Ascendí a titular de cátedra en la Universidad Central de Venezuela en 2011 con una investigación sobre lesbianismo, cultura y literatura titulada Mujeres que no lo son. La ironía del título se le escapó incluso al jurado, conformado por expertas de altísimo nivel: ¿acaso no estaba aceptando el extendido prejuicio de que una “verdadera mujer” tiene hijos y disfruta plenamente de la sexualidad con hombres? Para nada, el título alude a que la condición de mujer no viene dada por nacer hembra; ser mujer es un proceso, un reto, una (des)calificación. El patriarcado convirtió la diferencia sexual en desigualdad, pero rescata la palabra “mujer” para referirse a la maternidad y la heterosexualidad. Las madres lesbianas resultan desconcertantes, por no hablar de las mujeres bisexuales. Este desconcierto tiene un potencial político no despreciable: en mi caso, tuve que luchar hasta para que se me considerase una mujer, no una niña, una hembra traumatizada, un ser incompleto, o una lesbiana con problemas de identidad que en realidad quería ser un hombre pero no pudo porque no nació varón.
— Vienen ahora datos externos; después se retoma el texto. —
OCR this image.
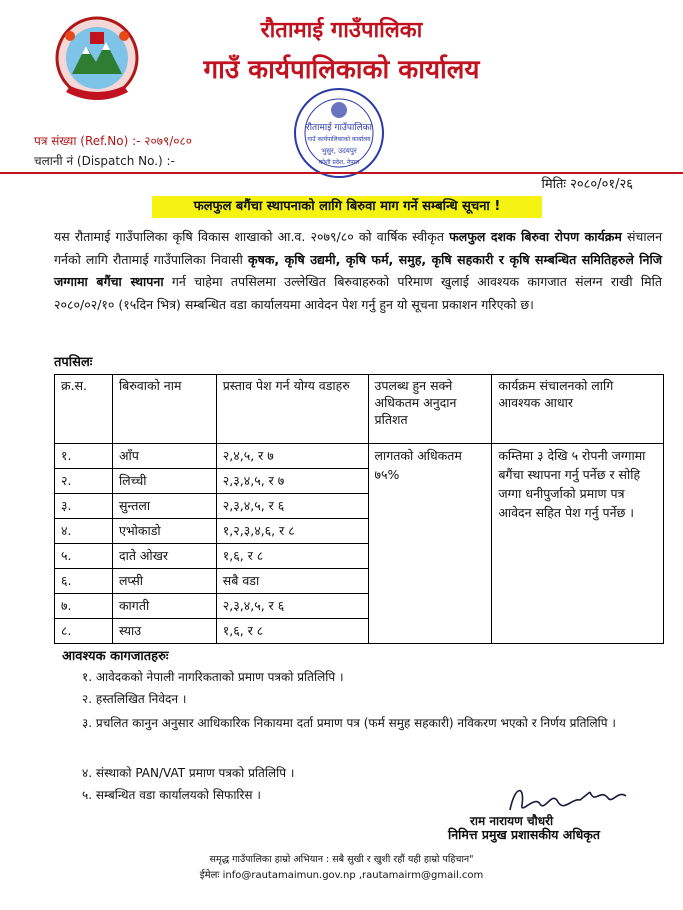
रौतामाई गाउँपालिका
गाउँ कार्यपालिकाको कार्यालय
पत्र संख्या (Ref.No) :- २०७९/०८०
चलानी नं (Dispatch No.) :-
रौतामाई गाउँपालिका
गाउँ कार्यपालिकाको कार्यालय
भुसुर, उदयपुर
कोशी प्रदेश, नेपाल
मितिः २०८०/०१/२६
फलफुल बगैंचा स्थापनाको लागि बिरुवा माग गर्ने सम्बन्धि सूचना !
यस रौतामाई गाउँपालिका कृषि विकास शाखाको आ.व. २०७९/८० को वार्षिक स्वीकृत फलफुल दशक बिरुवा रोपण कार्यक्रम संचालन गर्नको लागि रौतामाई गाउँपालिका निवासी कृषक, कृषि उद्यमी, कृषि फर्म, समुह, कृषि सहकारी र कृषि सम्बन्धित समितिहरुले निजि जग्गामा बगैंचा स्थापना गर्न चाहेमा तपसिलमा उल्लेखित बिरुवाहरुको परिमाण खुलाई आवश्यक कागजात संलग्न राखी मिति २०८०/०२/१० (१५दिन भित्र) सम्बन्धित वडा कार्यालयमा आवेदन पेश गर्नु हुन यो सूचना प्रकाशन गरिएको छ।
तपसिलः
क्र.स.	बिरुवाको नाम	प्रस्ताव पेश गर्न योग्य वडाहरु	उपलब्ध हुन सक्ने अधिकतम अनुदान प्रतिशत	कार्यक्रम संचालनको लागि आवश्यक आधार
१.	आँप	२,४,५, र ७	लागतको अधिकतम ७५%	कम्तिमा ३ देखि ५ रोपनी जग्गामा बगैंचा स्थापना गर्नु पर्नेछ र सोहि जग्गा धनीपुर्जाको प्रमाण पत्र आवेदन सहित पेश गर्नु पर्नेछ ।
२.	लिच्ची	२,३,४,५, र ७		
३.	सुन्तला	२,३,४,५, र ६		
४.	एभोकाडो	१,२,३,४,६, र ८		
५.	दाते ओखर	१,६, र ८		
६.	लप्सी	सबै वडा		
७.	कागती	२,३,४,५, र ६		
८.	स्याउ	१,६, र ८		
आवश्यक कागजातहरुः
१. आवेदकको नेपाली नागरिकताको प्रमाण पत्रको प्रतिलिपि ।
२. हस्तलिखित निवेदन ।
३. प्रचलित कानुन अनुसार आधिकारिक निकायमा दर्ता प्रमाण पत्र (फर्म समुह सहकारी) नविकरण भएको र निर्णय प्रतिलिपि ।
४. संस्थाको PAN/VAT प्रमाण पत्रको प्रतिलिपि ।
५. सम्बन्धित वडा कार्यालयको सिफारिस ।
राम नारायण चौधरी
निमित्त प्रमुख प्रशासकीय अधिकृत
समृद्ध गाउँपालिका हाम्रो अभियान : सबै सुखी र खुशी रहौं यही हाम्रो पहिचान"
ईमेलः info@rautamaimun.gov.np ,rautamairm@gmail.com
Aunque es difícil creerlo para las delicadas sensibilidades actuales, estas definiciones provenían de gente que respetaba y que, incluso, me quería o decía quererme.
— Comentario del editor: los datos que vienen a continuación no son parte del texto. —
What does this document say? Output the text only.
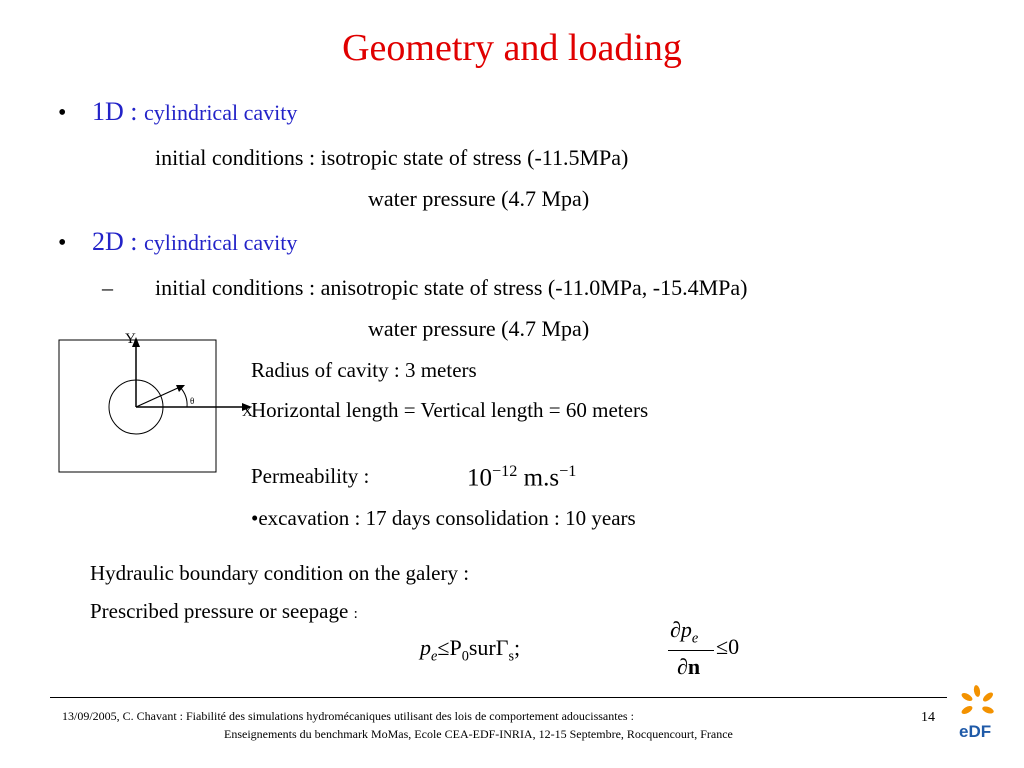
Geometry and loading
• 1D : cylindrical cavity
initial conditions : isotropic state of stress (-11.5MPa)
water pressure (4.7 Mpa)
• 2D : cylindrical cavity
– initial conditions : anisotropic state of stress (-11.0MPa, -15.4MPa)
water pressure (4.7 Mpa)
Y
X
θ
Radius of cavity : 3 meters
Horizontal length = Vertical length = 60 meters
Permeability :	$10^{-12}$ $m.s^{-1}$
•excavation : 17 days consolidation : 10 years
Hydraulic boundary condition on the galery :
Prescribed pressure or seepage :
$p_e\le P_0sur\Gamma_s$;
$\partial p_e$
∂n
≤0
13/09/2005, C. Chavant : Fiabilité des simulations hydromécaniques utilisant des lois de comportement adoucissantes :
Enseignements du benchmark MoMas, Ecole CEA-EDF-INRIA, 12-15 Septembre, Rocquencourt, France
14
eDF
Ser mujer es una lucha; ser hombre también. No basta nacer hembra; a mí no me bastó la apariencia femenina, un cuerpo que podía tener hijos, los cromosomas XX, la menstruación. Todavía me siguen causando problemas mi sinceridad, ciertos ademanes enfáticos, la ironía burlona, el alto volumen de voz. Demasiado masculina para mi provinciana, mojigata y conservadora Venezuela; me lo cobraron y el precio fue muy alto para esta mujer de cabello largo, tan amante de usar escotes. Tuve compensaciones: gané el premio Sylvia Molloy al mejor artículo sobre género y sexualidad, conferido en 2009 por Latin American Studies Association, institución que agrupa a miles de investigadores. Practiqué el activismo lésbico y sigo pendiente del tema; de hecho, se acaba de publicar el dossier “Impudor y lesbiandad” en la revista INTERdisciplina, de la Universidad Nacional Autónoma de México, con la investigadora María Elena Olivera, experta en el tema lesbianismo, cultura, literatura y sociedad. Tengo una relación de pareja afortunada, grandes amistades, el respeto y la solidaridad de las y los colegas.
Han pasado los años y las sociedades son más abiertas que en mi juventud; he visto pasar las más diversas corrientes del feminismo y del postfeminismo; y en 2017 me casé con mi esposa en México, un hecho venturoso. ¿Contenta? Sí y no. Sí porque efectivamente he visto avanzar el feminismo y la visibilización LGBTQ en planos tan diversos como la cultura audiovisual, las universidades, la política de las democracias liberales y los derechos humanos; no, porque en mi país, Venezuela, no se cuenta con las reivindicaciones logradas en otros países de la región. Además, la situación de las mujeres y de la población LGBTQ alrededor del mundo no es homogenea; ser lesbiana en una capital como Ciudad de México no equivale a serlo en Arabia Saudita o en un pueblo pequeño de cualquier país latinoamericano. Ser mujer no es fácil para las que están en la pobreza, emigran o viven en regímenes teocráticos o conservadores. Por último, siempre se puede retroceder, como bien lo saben las mujeres estadounidenses respecto al tema del aborto; no es de extrañar que el próximo objetivo de los magistrados de la corte del país del norte sea el matrimonio igualitario.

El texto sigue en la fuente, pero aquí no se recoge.